US DOL Proposes Overhauling Independent Contractor Rule

02.26.2026
HR & Safety

The U.S. Department of Labor announced a new proposed rule Feb. 26 overhauling the classification of independent contractors under the Fair Labor Standards Act.

The proposed rule, issued by the DOL’s Wage and Hour Division, rescinds a 2020 Biden administration rule on the standard for classifying independent contractors.

It replaces it with an analytical framework similar to the one adopted by the department in 2021.

DOL officials said the proposed rule is designed to clarify and differentiate between employees entitled to protections under the FLSA and independent contractors.

 “The department’s proposed rule seeks to protect these workers’ entrepreneurial spirit and simplify compliance for American job creators navigating a modern workplace, all while maintaining robust protections for employees under the Fair Labor Standards Act,” said Secretary of Labor Lori Chavez-DeRemer.

Legal Impact

The proposal also applies DOL’s streamlined analysis to the Family and Medical Leave Act and the Migrant and Seasonal Agricultural Worker Protection Act, both of which use the FLSA’s statutory definition of “employ.”

DOL Wage and Hour Division administrator Andrew Rogers said the rule is in line with the intent of the FLSA.

The proposed rule has implications for other federal laws, including the Family and Medical Leave Act.

He added the streamlined regulations will “improve compliance, reduce misclassification, and reduce costly litigation in an economic environment that needs flexibility and innovation.”

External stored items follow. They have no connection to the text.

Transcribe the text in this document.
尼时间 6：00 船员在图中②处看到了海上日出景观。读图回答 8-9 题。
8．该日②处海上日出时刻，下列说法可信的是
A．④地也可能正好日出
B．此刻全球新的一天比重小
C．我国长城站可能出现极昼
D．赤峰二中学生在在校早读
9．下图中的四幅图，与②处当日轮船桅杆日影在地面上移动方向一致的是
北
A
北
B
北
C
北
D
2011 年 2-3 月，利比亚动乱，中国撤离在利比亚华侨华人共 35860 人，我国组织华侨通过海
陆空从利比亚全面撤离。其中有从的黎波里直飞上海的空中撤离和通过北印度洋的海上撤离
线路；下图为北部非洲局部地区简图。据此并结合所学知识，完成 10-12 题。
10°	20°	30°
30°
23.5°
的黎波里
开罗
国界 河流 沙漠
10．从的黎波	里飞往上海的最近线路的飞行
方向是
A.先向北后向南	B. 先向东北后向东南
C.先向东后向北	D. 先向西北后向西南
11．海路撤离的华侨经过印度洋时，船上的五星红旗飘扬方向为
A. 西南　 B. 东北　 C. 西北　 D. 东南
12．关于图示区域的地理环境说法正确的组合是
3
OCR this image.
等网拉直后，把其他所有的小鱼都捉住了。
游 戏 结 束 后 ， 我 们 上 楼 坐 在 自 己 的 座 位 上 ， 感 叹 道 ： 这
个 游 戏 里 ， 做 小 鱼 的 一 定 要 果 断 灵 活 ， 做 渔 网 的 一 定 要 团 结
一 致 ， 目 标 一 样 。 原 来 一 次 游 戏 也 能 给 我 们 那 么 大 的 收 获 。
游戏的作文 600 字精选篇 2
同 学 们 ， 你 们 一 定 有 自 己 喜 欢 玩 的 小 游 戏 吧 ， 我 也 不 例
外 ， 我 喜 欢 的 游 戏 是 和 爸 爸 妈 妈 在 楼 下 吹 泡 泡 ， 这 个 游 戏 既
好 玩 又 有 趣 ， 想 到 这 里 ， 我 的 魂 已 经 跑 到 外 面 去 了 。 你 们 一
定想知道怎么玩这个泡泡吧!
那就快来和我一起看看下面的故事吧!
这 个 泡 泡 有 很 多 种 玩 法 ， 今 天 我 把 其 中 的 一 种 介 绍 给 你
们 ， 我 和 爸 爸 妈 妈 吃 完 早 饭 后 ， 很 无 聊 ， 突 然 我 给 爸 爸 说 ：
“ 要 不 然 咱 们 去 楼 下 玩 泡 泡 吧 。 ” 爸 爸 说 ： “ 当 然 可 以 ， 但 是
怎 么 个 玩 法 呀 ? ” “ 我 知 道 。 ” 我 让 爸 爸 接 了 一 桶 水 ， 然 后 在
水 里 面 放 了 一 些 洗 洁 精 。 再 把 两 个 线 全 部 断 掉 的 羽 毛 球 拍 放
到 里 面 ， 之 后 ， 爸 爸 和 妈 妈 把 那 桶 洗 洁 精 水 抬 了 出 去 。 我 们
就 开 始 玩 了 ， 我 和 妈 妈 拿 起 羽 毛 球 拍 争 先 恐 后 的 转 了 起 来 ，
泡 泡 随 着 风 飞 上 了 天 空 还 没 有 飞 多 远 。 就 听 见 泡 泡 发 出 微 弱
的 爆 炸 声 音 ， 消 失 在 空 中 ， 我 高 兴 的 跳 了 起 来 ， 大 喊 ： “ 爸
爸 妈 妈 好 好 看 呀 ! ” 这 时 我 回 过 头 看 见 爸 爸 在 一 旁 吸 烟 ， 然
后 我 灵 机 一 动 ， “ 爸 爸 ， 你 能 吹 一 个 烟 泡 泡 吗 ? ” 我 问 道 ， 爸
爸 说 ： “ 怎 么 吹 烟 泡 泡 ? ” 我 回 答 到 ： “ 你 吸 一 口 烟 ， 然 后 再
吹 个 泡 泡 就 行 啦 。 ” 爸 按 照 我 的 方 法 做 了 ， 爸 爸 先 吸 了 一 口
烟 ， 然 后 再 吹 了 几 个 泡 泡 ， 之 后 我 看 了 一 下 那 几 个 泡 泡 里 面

The previous standard used six equally weighted factors to determine whether a worker qualified as an independent contractor.

Proposal

The proposed rule would:

  • Apply an “economic reality” test to determine whether a worker an independent contractor or an employee economically dependent on an employer for work
  • Identify two “core factors” to help determine if a worker is economically dependent on an employer:
    • The nature and degree of control over the work
    • The worker’s opportunity for profit or loss based on initiative and/or investment
  • Consider additional factors including:
    • The amount of skill required for the work
    • The degree of permanence of the working relationship
    • Whether the work is part of an integrated unit of production
  • Advise that the actual practice of the worker and the potential employer is more relevant than what may be contractually or theoretically possible
  • Provide eight examples applying the factors to real-life circumstances

DOL said the proposed rule is consistent with U.S. Supreme Court and federal circuit court precedent.

Rogers added that it is “aimed at ensuring that workers and employers know how to apply those principles predictably.”

The proposed rule is subject to a 60‑day public comment period, which closes at 11:59 pm on April 28.